Il 22 settembre, Children’s Health Defense (CHD) Europe ha organizzato un evento dal vivo sui vaccini contro il papillomavirus umano (HPV) e sui loro effetti sulle persone.
L’evento ha incluso le storie di genitori i cui figli hanno avuto eventi avversi, i dati sui danni dei vaccini e sugli studi clinici errati e le strategie per superare le pressioni esercitate sui bambini affinché si vaccinino.
Robert F. Kennedy Jr, presidente di CHD in congedo, ha parlato in collegamento video. Hanno partecipato anche la presidente di CHD Mary Holland, il consigliere generale ad interim di CHD, Kim Mack Rosenberg, diversi esperti e ricercatori medici e genitori di bambini danneggiati dal vaccino anti HPV.
Il vaccino anti HPV “precursore dei vaccini anti COVID”
Holland, che insieme a Rosenberg è coautrice di “The HPV Vaccine on Trial: Seeking Justice for a Generation Betrayed” (Il vaccino anti HPV a processo: cercando giustizia per una generazione tradita), ha detto ai telespettatori: “Per molti versi, il lancio del vaccino anti HPV, a partire dai primi anni 2000, è stato il precursore dei vaccini anti COVID. E ha in comune molti degli stessi problemi che riscontriamo con l’anti COVID“.

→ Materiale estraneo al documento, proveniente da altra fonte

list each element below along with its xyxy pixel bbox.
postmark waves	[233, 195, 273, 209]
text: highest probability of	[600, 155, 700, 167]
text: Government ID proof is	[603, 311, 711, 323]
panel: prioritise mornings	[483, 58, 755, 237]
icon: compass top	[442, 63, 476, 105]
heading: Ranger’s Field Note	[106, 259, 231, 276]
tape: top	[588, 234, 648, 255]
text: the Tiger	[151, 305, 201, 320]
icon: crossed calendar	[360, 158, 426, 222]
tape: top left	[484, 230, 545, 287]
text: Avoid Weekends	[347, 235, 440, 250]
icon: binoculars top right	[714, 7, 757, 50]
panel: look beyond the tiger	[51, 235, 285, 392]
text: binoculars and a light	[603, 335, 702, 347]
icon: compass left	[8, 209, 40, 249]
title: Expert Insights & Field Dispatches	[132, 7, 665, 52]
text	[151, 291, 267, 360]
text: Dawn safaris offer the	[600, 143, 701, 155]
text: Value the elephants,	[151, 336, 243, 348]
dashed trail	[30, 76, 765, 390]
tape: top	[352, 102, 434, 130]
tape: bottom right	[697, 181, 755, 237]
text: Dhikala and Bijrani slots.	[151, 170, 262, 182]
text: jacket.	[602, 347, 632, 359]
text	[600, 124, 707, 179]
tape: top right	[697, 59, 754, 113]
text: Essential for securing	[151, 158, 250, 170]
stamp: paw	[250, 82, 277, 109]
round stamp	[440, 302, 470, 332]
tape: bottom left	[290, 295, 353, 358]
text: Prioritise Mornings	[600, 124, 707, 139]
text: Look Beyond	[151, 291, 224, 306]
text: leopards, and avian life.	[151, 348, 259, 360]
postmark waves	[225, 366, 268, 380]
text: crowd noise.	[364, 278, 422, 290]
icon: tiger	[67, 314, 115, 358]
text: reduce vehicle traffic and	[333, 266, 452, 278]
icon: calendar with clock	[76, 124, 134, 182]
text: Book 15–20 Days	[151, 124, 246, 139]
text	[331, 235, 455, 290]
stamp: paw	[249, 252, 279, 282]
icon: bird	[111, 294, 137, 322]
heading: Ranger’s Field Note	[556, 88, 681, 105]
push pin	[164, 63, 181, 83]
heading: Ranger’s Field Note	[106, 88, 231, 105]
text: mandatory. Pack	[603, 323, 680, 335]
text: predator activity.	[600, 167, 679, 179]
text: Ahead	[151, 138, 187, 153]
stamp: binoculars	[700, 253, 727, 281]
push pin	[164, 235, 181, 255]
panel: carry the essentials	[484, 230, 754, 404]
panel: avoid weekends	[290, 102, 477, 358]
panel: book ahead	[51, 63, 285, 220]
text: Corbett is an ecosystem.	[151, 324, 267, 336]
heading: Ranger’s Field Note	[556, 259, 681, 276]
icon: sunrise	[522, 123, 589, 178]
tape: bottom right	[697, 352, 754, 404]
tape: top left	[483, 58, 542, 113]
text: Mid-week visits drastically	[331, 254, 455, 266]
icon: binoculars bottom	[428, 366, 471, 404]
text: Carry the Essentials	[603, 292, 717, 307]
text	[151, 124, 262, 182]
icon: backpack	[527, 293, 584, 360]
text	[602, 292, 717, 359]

Holland ha detto che il 90% delle infezioni cervicali “guarisce completamente da solo”, aggiungendo:
“La donna o la ragazza non sa di avere l’infezione. Si risolve entro due anni… Solo lo 0,6% delle donne americane è veramente a rischio di ammalarsi di cancro al collo dell’utero nel corso della vita. L’età tipica di insorgenza del cancro al collo dell’utero per una donna è 50 anni.

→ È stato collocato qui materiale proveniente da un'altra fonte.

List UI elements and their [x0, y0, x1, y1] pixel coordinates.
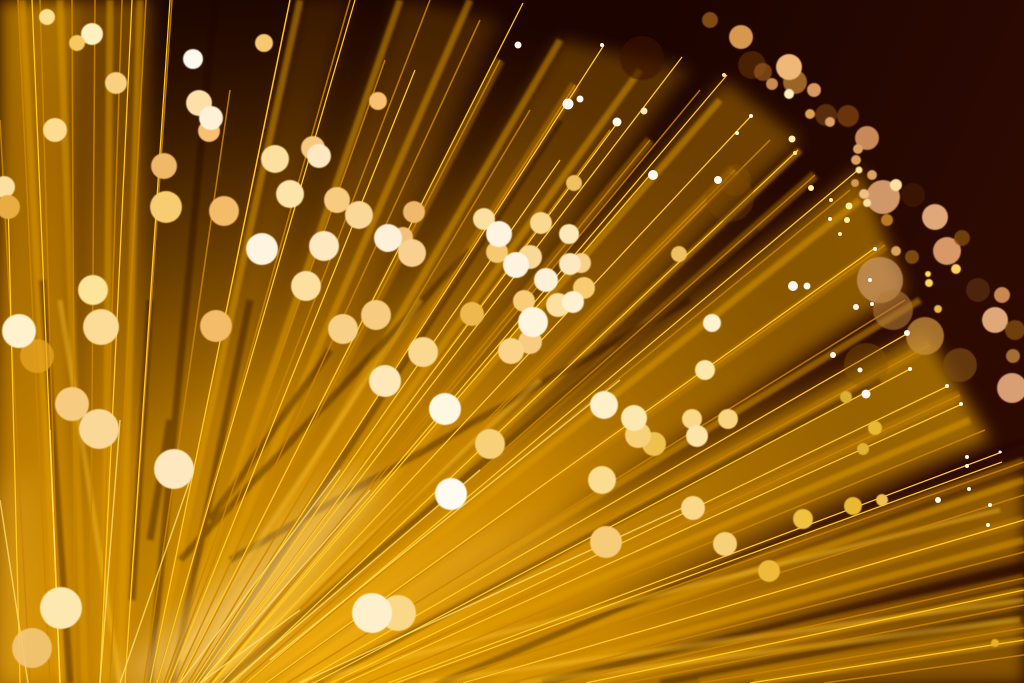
bokeh lights: large left and centre	[0, 9, 505, 668]
tiny white fibre tips	[514, 42, 1002, 527]
bokeh lights: upper right arc	[620, 12, 1024, 403]
cream fibre bundle near the base	[0, 480, 600, 683]
bokeh lights: central cluster	[460, 175, 999, 647]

“Se si fa un pap test regolare, se si fa uno screening della cervice uterina per le donne, non c’è alcun razionale per queste iniezioni o ce n’è uno molto, molto limitato. Se ci si sottopone allo screening, se c’è qualche tipo di crescita precancerosa o anormale, viene individuata”.

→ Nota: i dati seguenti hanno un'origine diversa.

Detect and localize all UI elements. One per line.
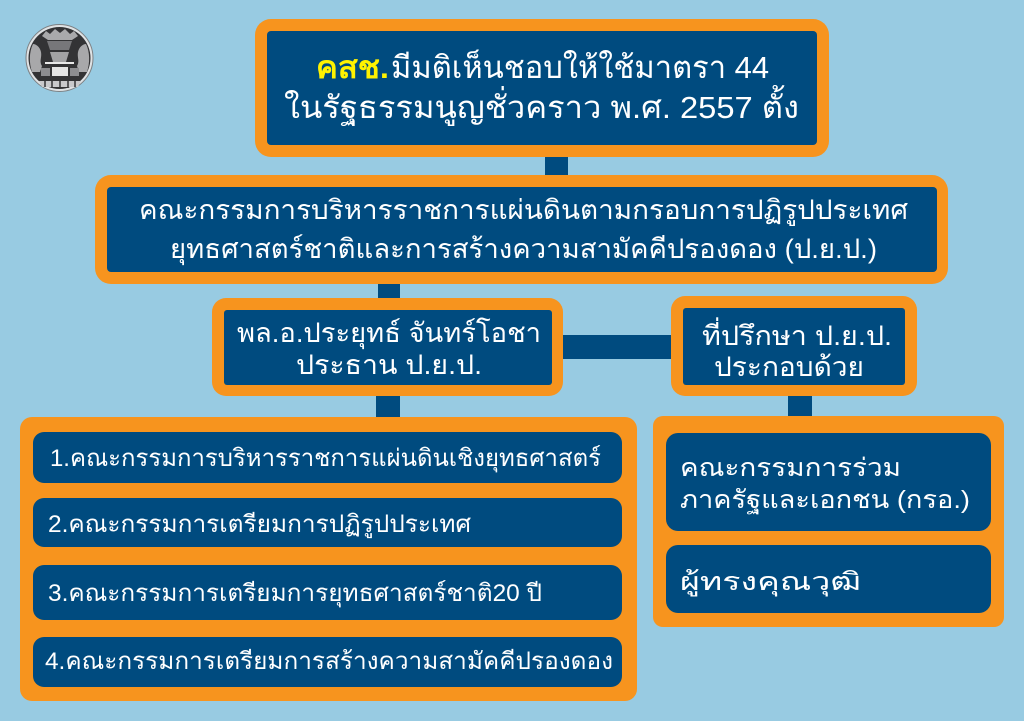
- sub-committee 4: 4.คณะกรรมการเตรียมการสร้างความสามัคคีปรองดอง: [45, 648, 613, 675]
- advisors line 2: ประกอบด้วย: [714, 352, 864, 382]
- connector: main committee to chairman: [378, 282, 400, 300]
- sub-committee 3: [33, 565, 622, 620]
- sub-committee 1: 1.คณะกรรมการบริหารราชการแผ่นดินเชิงยุทธศาสตร์: [50, 444, 601, 473]
- connector: top box to main committee: [545, 155, 568, 177]
- icon: government emblem seal: [26, 24, 93, 92]
- panel: advisor members: [653, 416, 1004, 627]
- committee name line 1: คณะกรรมการบริหารราชการแผ่นดินตามกรอบการปฏิรูปประเทศ: [139, 195, 908, 226]
- chairman name: พล.อ.ประยุทธ์ จันทร์โอชา: [237, 317, 541, 350]
- committee name line 2: ยุทธศาสตร์ชาติและการสร้างความสามัคคีปรองดอง (ป.ย.ป.): [170, 233, 877, 266]
- panel: sub-committees: [20, 417, 637, 701]
- panel: NCPO resolution heading: [255, 19, 829, 157]
- heading line 1: มีมติเห็นชอบให้ใช้มาตรา 44: [391, 49, 769, 85]
- member: experts: [666, 545, 991, 613]
- panel: advisors: [671, 296, 917, 396]
- panel: chairman: [212, 298, 563, 396]
- member: joint public-private committee: [666, 433, 991, 531]
- connector: chairman to advisors: [561, 335, 673, 359]
- member: joint public-private committee: ภาครัฐและเอกชน (กรอ.): [680, 486, 970, 514]
- connector: advisors to members: [788, 394, 812, 418]
- sub-committee 1: [33, 432, 622, 483]
- connector: chairman to sub-committees: [376, 394, 400, 419]
- advisors line 1: ที่ปรึกษา ป.ย.ป.: [702, 317, 892, 351]
- panel: national administration committee: [95, 175, 948, 284]
- heading accent: NCPO: คสช.: [316, 50, 389, 85]
- sub-committee 3: 3.คณะกรรมการเตรียมการยุทธศาสตร์ชาติ20 ปี: [48, 579, 542, 608]
- chairman title: ประธาน ป.ย.ป.: [296, 350, 482, 380]
- member: joint public-private committee: คณะกรรมการร่วม: [680, 454, 901, 482]
- sub-committee 4: [33, 637, 622, 687]
- sub-committee 2: 2.คณะกรรมการเตรียมการปฏิรูปประเทศ: [48, 511, 471, 539]
- heading line 2: ในรัฐธรรมนูญชั่วคราว พ.ศ. 2557 ตั้ง: [284, 85, 799, 126]
- sub-committee 2: [33, 498, 622, 547]
- member: experts: ผู้ทรงคุณวุฒิ: [680, 568, 861, 597]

Ma questo non è quanto Merck, produttore del vaccino Gardasil, ha dichiarato alla Food and Drug Administration (FDA, Agenzia federale per gli alimenti e i farmaci) statunitense. “Hanno presentato i rischi come molto più elevati”.
Al tempo in cui ha sviluppato il vaccino Gardasil, Merck aveva appena subito una gravissima catastrofe economica che riguardava il suo farmaco di grande successo di allora, il Vioxx, che la casa farmaceutica ha ritirato volontariamente dal mercato “a causa dei numerosi danni” e delle potenziali “frodi nella commercializzazione” del farmaco, ha dichiarato Holland.
“Si dice che i vaccini anti HPV abbiano contribuito a pagare per il Vioxx”, ha detto Holland.
Holland ha descritto la spinta di Merck per ottenere una rapida approvazione del Gardasil da parte della FDA e l’aggressiva campagna di marketing del 2008 per commercializzare e vendere rapidamente il farmaco in tutto il mondo.
“I media l’hanno recepito alla grande”, ha detto. “I media ricavano la maggior parte delle loro entrate negli USA [in the U.S.] dalla pubblicità dell’industria farmaceutica”.
Holland ha descritto come Merck abbia introdotto il Gardasil inizialmente con l’idea di proteggere le donne nei paesi in via di sviluppo dal flagello del cancro al collo dell’utero”, ma presto lo ha venduto in modo aggressivo in Europa occidentale, negli Stati Uniti e in altri paesi sviluppati.
“Questa è letteralmente una gallina dalle uova d’oro”, ha detto Holland.
“Bisogna ricordare che i vaccini – in modo unico [among] tra quasi tutti gli altri prodotti di consumo – godono del vantaggio della cosiddetta ‘assenza di responsabilità’ negli Stati Uniti”, ha detto Holland. Queste leggi sono state “prese a modello in tutto il mondo e copiate”.
Le aziende farmaceutiche guadagnano tra i 5 e i 6 miliardi di dollari con i vaccini anti HPV, ha detto Holland, sottolineando che “il loro obiettivo è di 10 miliardi di dollari all’anno entro il 2030”.
Ha sottolineato che, poiché gli scienziati del governo americano hanno partecipato alla scoperta della tecnologia dei vaccini anti HPV, “il governo stesso guadagna su queste iniezioni”. “C’è un palese conflitto di interessi nel fatto che i National Institutes of Health guadagnino delle royalties su questo”.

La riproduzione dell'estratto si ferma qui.